Shortly after the civil war erupted in Syria in 2011, neighboring towns and villages began to fall one after the other into the hands of extremist rebel factions. Soon afterwards, Maria’s hometown was besieged and life there became a nightmare. Food was scarce, and constant reports of brutal treatment of Christian villagers in the now occupied neighboring towns terrified everyone. But when Maria and Fawzi discovered that fighters from Al Qaida (Al Nosra Front) were about to storm their hometown, they decided to leave at all costs. With the help of smugglers, they succeeded in sneaking through the surrounding military blockade and travelled to the city of Aleppo.
Shortly after their arrival in the country’s largest city, Maria received the devastating news that her hometown had fallen into the hands of the terrorists. She also learned that the surviving Christians were violently abused and forced out of their homes. The local church and other religious monuments were desecrated or destroyed. Maria and Fawzi lost everything they once worked hard to acquire. Their home, car and personal belongings were all gone. Devastated for their loss, yet grateful that they are still alive, Maria and her family found themselves in financial difficulty. They were short on money and had only some clothes which they managed to bring with them.
But life in Aleppo proved to be extremely difficult for the Karo family. The raging war in city was so ferocious that it was referred to as the “Stalingrad of Syria.” Maria and her family spent most of the time hiding indoors from artillery bombardment and shelling which often began all of the sudden without any warning. Food shortages and lack of clean water made the situation worse for the civilian population. Staggering unemployment rates prevented Fawzi from finding any job and they soon ran out of money. The local church helped them with some food, but the conditions they lived in were dire.
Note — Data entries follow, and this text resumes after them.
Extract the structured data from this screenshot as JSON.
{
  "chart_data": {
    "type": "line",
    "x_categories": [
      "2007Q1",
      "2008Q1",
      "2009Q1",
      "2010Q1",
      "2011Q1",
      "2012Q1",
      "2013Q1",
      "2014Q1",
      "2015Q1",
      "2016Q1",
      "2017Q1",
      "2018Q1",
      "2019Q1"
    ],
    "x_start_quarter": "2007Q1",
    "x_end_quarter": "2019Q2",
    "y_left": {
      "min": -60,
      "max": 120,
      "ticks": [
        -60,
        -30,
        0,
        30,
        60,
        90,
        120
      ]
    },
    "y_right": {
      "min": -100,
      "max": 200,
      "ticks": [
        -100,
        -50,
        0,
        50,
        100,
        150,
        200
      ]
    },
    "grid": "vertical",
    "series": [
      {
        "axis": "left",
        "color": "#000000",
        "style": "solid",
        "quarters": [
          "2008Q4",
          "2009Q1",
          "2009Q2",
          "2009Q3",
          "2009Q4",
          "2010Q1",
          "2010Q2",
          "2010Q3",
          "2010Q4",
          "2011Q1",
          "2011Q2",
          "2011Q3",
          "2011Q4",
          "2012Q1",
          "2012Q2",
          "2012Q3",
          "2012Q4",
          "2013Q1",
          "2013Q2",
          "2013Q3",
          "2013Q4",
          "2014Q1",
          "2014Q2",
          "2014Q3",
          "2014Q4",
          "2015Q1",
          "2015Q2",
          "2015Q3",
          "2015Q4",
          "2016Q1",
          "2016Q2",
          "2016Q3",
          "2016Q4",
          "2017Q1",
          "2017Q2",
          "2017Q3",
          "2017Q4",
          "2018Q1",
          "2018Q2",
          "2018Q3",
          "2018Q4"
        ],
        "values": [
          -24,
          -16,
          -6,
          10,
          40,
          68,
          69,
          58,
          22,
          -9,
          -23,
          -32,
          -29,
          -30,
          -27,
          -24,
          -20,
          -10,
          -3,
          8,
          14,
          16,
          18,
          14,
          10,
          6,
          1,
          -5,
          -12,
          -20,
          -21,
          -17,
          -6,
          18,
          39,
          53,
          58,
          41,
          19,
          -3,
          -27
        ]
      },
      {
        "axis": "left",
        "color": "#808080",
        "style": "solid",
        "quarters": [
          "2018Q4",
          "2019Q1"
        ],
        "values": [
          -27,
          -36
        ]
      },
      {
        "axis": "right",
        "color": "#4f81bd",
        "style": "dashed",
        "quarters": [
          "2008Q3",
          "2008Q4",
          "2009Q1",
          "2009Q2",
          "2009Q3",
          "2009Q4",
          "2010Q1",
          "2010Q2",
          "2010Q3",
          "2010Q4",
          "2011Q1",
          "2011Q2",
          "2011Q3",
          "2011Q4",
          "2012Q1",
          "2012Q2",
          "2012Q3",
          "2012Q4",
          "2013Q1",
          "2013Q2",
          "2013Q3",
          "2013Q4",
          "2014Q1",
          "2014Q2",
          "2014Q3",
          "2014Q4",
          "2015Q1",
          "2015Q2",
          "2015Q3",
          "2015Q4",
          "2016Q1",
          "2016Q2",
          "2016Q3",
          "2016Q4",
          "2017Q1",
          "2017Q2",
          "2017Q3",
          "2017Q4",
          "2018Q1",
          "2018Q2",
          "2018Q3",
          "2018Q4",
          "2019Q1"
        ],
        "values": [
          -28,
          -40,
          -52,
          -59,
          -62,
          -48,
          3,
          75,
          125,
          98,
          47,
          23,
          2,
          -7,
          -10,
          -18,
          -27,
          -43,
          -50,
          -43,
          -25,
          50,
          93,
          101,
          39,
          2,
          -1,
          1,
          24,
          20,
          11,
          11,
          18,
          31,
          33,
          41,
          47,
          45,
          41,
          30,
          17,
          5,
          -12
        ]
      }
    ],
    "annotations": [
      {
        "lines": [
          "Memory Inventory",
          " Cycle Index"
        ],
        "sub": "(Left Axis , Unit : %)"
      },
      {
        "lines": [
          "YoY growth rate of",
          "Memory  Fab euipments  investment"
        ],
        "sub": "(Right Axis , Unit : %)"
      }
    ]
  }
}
Even when hostilities ended in Aleppo, the Karos were still living in unbearable conditions. They were forced to move to a village close to their hometown in Idlib where the war is still raging to this day. Lawlessness in the area they stayed in was so intolerable that civilians’ lives were at the mercy of militiamen. To make things worse, the Karos were receiving threats from radical factions just because of their Christian faith. Maria was on the verge of a breakdown, but luckily for her, one of her friends who was previously rescued by TNF informed her about the organization. Contact was established, and preparations were made to evacuate Maria and her family to out of the country.
Within weeks, the family was extracted and moved across highly dangerous areas occupied by different warring factions, into a secure area in Iraq. Finally, after suffering for so long, the Karos were living in safety and could breathe once again. Maria and her family are currently under the protection and care of TNF and are awaiting to be relocated oversees.